Matches Piles Puzzle

The matches piles puzzle , actually a game that is very widely played

The game is as follows:
Make three piles of matches, the first pile containing three matches
the second containing four matches
the third containing five matches…

Each player can pick any number of matches from any but one of the pile on his/her turn. For example player 1 picks 1 match from pile 1 , player 2 picks 3 from pile 2 etc…
Both the players keep on picking the matches one by one on their turns.
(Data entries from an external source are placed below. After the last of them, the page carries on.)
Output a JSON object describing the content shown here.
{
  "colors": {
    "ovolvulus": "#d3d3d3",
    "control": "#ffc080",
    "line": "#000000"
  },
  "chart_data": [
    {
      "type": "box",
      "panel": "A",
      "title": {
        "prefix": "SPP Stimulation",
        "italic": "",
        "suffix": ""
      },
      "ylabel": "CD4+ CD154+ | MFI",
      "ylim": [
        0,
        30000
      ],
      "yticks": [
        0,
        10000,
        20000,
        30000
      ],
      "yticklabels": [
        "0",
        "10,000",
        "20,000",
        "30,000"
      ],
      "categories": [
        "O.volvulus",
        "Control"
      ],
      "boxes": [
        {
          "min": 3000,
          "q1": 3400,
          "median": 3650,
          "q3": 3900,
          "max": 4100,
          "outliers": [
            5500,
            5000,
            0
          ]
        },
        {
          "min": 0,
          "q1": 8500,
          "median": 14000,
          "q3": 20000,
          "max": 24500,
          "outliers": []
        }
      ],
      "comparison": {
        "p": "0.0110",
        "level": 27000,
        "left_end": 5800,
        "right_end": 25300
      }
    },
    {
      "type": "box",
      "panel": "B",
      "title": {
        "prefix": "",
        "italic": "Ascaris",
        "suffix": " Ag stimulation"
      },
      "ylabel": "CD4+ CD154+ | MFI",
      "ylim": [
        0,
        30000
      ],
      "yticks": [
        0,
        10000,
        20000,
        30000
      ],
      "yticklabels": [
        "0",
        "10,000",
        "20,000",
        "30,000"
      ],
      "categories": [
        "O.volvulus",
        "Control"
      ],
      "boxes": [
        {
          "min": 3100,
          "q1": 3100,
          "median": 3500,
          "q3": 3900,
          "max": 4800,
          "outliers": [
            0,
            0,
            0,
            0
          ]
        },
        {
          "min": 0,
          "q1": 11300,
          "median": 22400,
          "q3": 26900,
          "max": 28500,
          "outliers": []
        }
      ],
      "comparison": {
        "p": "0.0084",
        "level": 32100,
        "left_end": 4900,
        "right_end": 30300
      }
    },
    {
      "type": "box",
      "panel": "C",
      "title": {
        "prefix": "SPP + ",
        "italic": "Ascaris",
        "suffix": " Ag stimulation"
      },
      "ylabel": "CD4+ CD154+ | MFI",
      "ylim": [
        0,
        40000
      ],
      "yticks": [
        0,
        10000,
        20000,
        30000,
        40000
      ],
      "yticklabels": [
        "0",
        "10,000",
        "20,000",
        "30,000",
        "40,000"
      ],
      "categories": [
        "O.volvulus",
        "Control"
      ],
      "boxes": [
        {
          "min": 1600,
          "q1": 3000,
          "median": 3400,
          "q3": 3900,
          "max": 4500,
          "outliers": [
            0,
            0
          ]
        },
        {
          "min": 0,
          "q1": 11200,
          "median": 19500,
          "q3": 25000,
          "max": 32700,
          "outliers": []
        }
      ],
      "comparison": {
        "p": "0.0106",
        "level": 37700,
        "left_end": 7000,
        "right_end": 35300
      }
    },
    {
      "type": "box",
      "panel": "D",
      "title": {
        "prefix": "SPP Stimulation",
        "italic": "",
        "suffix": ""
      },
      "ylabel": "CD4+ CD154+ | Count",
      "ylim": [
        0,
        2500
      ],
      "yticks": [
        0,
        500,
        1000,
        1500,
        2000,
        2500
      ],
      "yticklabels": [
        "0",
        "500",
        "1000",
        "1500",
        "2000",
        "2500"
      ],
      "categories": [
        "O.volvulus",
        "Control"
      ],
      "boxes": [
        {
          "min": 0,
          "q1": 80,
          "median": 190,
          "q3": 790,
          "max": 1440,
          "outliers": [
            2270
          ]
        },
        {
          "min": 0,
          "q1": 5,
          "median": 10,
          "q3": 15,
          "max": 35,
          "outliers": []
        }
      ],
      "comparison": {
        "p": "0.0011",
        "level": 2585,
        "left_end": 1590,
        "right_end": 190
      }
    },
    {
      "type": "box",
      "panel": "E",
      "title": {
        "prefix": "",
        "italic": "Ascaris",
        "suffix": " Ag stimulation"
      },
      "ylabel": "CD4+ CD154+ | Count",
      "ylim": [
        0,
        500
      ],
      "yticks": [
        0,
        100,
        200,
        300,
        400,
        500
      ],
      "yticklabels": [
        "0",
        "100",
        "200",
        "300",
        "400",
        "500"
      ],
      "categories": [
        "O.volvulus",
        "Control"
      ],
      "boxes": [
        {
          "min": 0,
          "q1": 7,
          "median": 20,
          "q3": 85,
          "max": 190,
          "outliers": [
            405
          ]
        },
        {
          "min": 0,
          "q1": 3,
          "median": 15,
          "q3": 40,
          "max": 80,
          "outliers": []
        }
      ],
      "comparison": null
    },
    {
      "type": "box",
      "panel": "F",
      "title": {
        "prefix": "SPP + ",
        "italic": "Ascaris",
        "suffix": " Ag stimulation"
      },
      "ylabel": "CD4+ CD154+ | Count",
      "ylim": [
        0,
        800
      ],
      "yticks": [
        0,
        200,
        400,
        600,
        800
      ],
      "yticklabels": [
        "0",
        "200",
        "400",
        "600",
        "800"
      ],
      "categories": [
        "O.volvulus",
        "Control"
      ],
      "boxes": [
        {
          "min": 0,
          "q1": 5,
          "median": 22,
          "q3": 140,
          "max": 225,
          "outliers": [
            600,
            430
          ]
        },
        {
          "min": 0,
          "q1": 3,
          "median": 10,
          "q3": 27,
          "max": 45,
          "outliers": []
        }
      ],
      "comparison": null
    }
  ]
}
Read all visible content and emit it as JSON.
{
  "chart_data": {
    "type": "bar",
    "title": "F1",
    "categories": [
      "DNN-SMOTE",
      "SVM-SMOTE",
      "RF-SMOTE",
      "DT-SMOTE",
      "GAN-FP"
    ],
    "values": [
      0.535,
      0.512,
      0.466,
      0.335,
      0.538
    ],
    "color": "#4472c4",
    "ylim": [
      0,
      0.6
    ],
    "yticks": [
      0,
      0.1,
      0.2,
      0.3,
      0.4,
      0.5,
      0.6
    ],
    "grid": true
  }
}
The one picking the last match will be the looser

Given that all the players play a perfect game, who amongst the player starting first and second will win the game!!

1 Response

  1. Gagan says:

    if the number of matches in all boxes is same , like (2,2,2) or (3,3,3) , then the first person to pick will definitely lose.
    otherwise , he can always win.

    proof is simple by induction. we can see that (0,1,1) (1,1,1) , (0,1,2) (1,1,2) (1,2,2) are all winning positions for the first player.
    so if the first player is on (2,2,2) – he can only go to one of these in 1 step and then its the second players turn who will def. win
    similarly if (a,b,c) a>=b >=c is the starting position with a>c , the the first player can simply pick (a-c) matches from the first pile and (b-c) matches from the second pile to go to (c,c,c). now its 2nd persons turn who def. looses.